É irônico que as próprias ferramentas que trabalham para combater o abuso sexual – abertura com relação à sexualidade humana e feminismo – estão sendo culpadas como a causa do abuso sexual pelos autores do estudo do John Jay. É irônico e francamente estúpido.

A análise é de Amanda Marcotte, colunista de política e feminismo em diversas publicações em inglês, como a revista Slate e o jornal The Guardian. É autora de It’s A Jungle Out There e Get Opinionated (ambos pela Seal Press). O artigo foi publicado no sítio The Revealer, 24-05-2011. A tradução é de Moisés Sbardelotto.

Eis o texto.

Para resumir rapidamente um recém-lançado estudo de cinco anos financiado pela Igreja Católica sobre os escândalos de abuso sexual por parte de padres: "Nós investigamos a nós mesmos e concluímos que foram os hippies que fizeram isso".

Pode ser fácil ser ludibriado ao acreditar que o relatório não é tão desonesto como é, já que os pesquisadores realmente oferecem algumas concessões aos críticos, tanto ao negar que a homossexualidade está na raiz dos escândalos de abuso sexual, quanto ao sugerir que a Igreja fracassou ao lidar com o problema eficazmente, mas é importante olhar para além dessas concessões e para as conclusões mais amplas alcançadas.

Fazer isso demonstra que a Igreja Católica não tem interesse em abordar a cultura tóxica e patriarcal que alimenta o abuso sexual e os subsequentes encobrimentos. Ao contrário, os pesquisadores fizeram de tudo para sugerir que o abuso sexual foi uma anomalia histórica causada por uma cultura lasciva dos anos 1960, e que nenhuma mudança real precisa ser feita para evitar futuros incidentes de abuso de crianças e de adolescentes por padres.

De acordo com o New York Times, 1,8 milhão de dólares foram gastos pelos pesquisadores do John Jay College de Justiça Criminal para investigar os escândalos de abuso sexual. Apenas uma fração desse valor veio de uma parte externa, o Departamento de Justiça, que não tinha interesse no resultado da pesquisa. A maior parte do financiamento veio dos bispos católicos e dos vários grupos e fundações católicos, todos com um forte interesse nas conclusões que não exigem mudanças reais na organização da Igreja ou na doutrina católica.

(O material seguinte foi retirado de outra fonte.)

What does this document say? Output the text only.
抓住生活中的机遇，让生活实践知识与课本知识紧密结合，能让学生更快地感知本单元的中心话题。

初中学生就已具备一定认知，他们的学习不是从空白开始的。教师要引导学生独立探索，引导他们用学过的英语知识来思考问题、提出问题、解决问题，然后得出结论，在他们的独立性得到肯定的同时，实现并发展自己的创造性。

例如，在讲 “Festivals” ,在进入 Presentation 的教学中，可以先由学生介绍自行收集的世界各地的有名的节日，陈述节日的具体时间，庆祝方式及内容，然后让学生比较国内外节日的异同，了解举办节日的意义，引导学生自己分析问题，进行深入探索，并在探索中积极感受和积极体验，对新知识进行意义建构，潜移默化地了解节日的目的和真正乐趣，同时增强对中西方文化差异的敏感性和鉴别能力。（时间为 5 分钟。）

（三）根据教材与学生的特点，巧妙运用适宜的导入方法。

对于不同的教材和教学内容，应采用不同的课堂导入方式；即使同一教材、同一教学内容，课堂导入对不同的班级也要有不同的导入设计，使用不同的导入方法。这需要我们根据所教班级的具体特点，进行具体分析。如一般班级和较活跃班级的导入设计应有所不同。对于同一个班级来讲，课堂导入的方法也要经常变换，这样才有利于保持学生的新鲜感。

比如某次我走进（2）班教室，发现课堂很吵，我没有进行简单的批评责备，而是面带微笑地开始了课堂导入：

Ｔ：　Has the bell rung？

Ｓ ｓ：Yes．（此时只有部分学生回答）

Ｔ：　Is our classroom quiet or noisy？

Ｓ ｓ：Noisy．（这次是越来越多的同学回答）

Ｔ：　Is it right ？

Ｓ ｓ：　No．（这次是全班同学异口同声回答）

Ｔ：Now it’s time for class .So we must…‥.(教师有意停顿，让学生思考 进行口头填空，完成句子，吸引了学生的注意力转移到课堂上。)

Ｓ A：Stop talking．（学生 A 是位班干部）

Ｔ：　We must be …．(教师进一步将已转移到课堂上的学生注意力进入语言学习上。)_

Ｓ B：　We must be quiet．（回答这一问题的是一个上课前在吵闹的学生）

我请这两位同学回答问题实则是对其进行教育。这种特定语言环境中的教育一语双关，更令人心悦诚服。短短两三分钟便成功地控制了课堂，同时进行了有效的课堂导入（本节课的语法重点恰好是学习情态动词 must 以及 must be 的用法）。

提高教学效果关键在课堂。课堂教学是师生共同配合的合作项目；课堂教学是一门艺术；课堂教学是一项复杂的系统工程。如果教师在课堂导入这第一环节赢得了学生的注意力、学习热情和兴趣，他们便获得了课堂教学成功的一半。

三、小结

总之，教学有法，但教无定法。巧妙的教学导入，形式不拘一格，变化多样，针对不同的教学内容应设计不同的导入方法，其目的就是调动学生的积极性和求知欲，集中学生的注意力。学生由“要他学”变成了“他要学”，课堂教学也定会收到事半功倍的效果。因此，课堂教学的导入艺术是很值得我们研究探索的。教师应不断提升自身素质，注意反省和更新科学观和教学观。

Eles conseguiram aquilo pelo qual pagaram. Os autores do estudo exoneraram a exclusão das mulheres do sacerdócio e os requisitos do celibato e, ao contrário, culparam o feminismo, o divórcio, o sexo antes do casamento, e a cultura jovem da década de 1960. Deixem o papa em paz e culpem Mick Jagger, em outras palavras.

Cerca de dois milhões de dólares e cinco anos consumidos, e nada mudou. Os defensores da Igreja ainda querem afirmar que o abuso sexual não teria acontecido se os hippies não tivessem inventado o sexo em 1963, e os críticos da Igreja ainda veem a Igreja evitando a responsabilização real por ter permitido que os padres abusadores continuassem trabalhando e criando novas vítimas.

A revitimização das vítimas

E, enquanto a Igreja detém a maior parte da responsabilidade por esse impasse, houve uma tendência entre os críticos da Igreja por críticas superficiais a ela. Muitas pessoas tendem a sugerir levianamente que deixar que os padres se casem resolveria o problema do abuso sexual de crianças, como se o abuso fosse um resultado de nada mais do que homens sexualmente privados que atacam a primeira vítima disponível. Mas os problemas da Igreja Católica vão muito mais fundo do que a obsessão pelo celibato que começou no início do cristianismo.

Muitos dos críticos da Igreja Católica se sentiram chocados e traídos enquanto as revelações surgiam, histórias de padres que atacavam crianças e adolescentes vulneráveis e que se beneficiam de uma hierarquia eclesiástica que afagava os estupradores e os soltava em novas paróquias cheias de novas vítimas a serem exploradas.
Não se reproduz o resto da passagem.